A comprehensive search was completed using PubMed supplemented by a manual search. 1132 publications were initially identified for closer inspection. Inclusion and exclusion criteria were applied to identify only those studies reporting sufficient information to compute effect sizes comparing individuals with autism to healthy or developmental disability controls on eye gaze measures of fixation or looking time. A wide range of study demographic, clinical, methodological, stimulus, and ROI characteristics were coded. A blinded second rater coded 10 studies representing 62 group comparisons. Inter-rater reliability was consistent for each variable (Κ=.81-1.00, absolute agreement=91.3%-100%). An initial methodological mixed-effects meta-regression model was estimated with study characteristics as moderators. Next, a conceptual multivariate mixed-effects meta-regression model examined the impact of stimulus and ROI features while adjusting for significant methodological characteristics from the initial model.

Results:

The search revealed 122 independent studies with 1155 comparisons. Estimated effect sizes tended to be small-to-medium, but varied considerably across studies. Meta-regression of methodological factors indicated lower effect sizes for studies with higher method quality, later publication years, and using developmental disability control comparisons. Effect sizes did not vary as a function of sample age. The conceptual meta-regression identified that non-social ROIs yielded larger effect sizes than social ROIs (Figure 1). However, eye and whole face regions within stimuli depicting human interaction produced the largest effects (Hedge’s g=.47 and .50). Overall, studies with weaker methodology obtained larger effects, but effects remained significant and medium-sized for studies with moderate and high rigor designs.

Conclusions:

Individuals with autism show a reliable pattern of eye gaze abnormalities that suggests a problem with basic discrimination of irrelevant non-social from socially-important information.

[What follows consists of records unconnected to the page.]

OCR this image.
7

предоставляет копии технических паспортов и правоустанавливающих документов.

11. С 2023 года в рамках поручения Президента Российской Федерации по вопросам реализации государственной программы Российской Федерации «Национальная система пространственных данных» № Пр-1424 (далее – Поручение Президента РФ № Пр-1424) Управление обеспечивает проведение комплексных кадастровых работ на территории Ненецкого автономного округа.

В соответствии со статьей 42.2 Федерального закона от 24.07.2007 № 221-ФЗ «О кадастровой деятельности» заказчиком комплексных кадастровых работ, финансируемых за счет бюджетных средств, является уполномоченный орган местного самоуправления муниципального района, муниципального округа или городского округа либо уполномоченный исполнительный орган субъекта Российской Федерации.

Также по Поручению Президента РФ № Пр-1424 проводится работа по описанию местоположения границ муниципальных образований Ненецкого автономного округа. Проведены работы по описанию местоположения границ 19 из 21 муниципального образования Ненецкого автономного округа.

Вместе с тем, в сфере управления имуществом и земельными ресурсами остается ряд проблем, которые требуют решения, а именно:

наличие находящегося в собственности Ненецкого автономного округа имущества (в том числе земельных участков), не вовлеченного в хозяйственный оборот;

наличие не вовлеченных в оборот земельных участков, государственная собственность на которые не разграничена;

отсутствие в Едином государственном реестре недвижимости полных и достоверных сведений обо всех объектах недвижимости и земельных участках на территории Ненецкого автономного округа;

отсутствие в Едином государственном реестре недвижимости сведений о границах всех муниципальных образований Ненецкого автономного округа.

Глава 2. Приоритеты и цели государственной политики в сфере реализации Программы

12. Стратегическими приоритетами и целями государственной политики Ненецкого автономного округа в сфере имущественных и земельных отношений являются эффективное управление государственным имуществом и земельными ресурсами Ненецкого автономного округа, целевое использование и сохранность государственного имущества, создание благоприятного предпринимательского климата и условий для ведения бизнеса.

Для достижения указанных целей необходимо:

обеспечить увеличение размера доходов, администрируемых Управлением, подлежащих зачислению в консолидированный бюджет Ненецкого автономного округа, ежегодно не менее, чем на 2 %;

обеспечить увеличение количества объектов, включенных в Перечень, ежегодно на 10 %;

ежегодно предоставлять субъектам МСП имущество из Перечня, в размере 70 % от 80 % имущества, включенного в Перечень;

This difference appears to be persistent across age and worsens during observation of human interactions. These findings support social processing deficits as a core feature, consistent with social cognitive theories of autism. Eye gaze abnormalities in autism were of sufficient magnitude that, if combined across stimuli and ROIs, could yield clinically-useful risk assessment and serve as quantitative, objective outcome measures.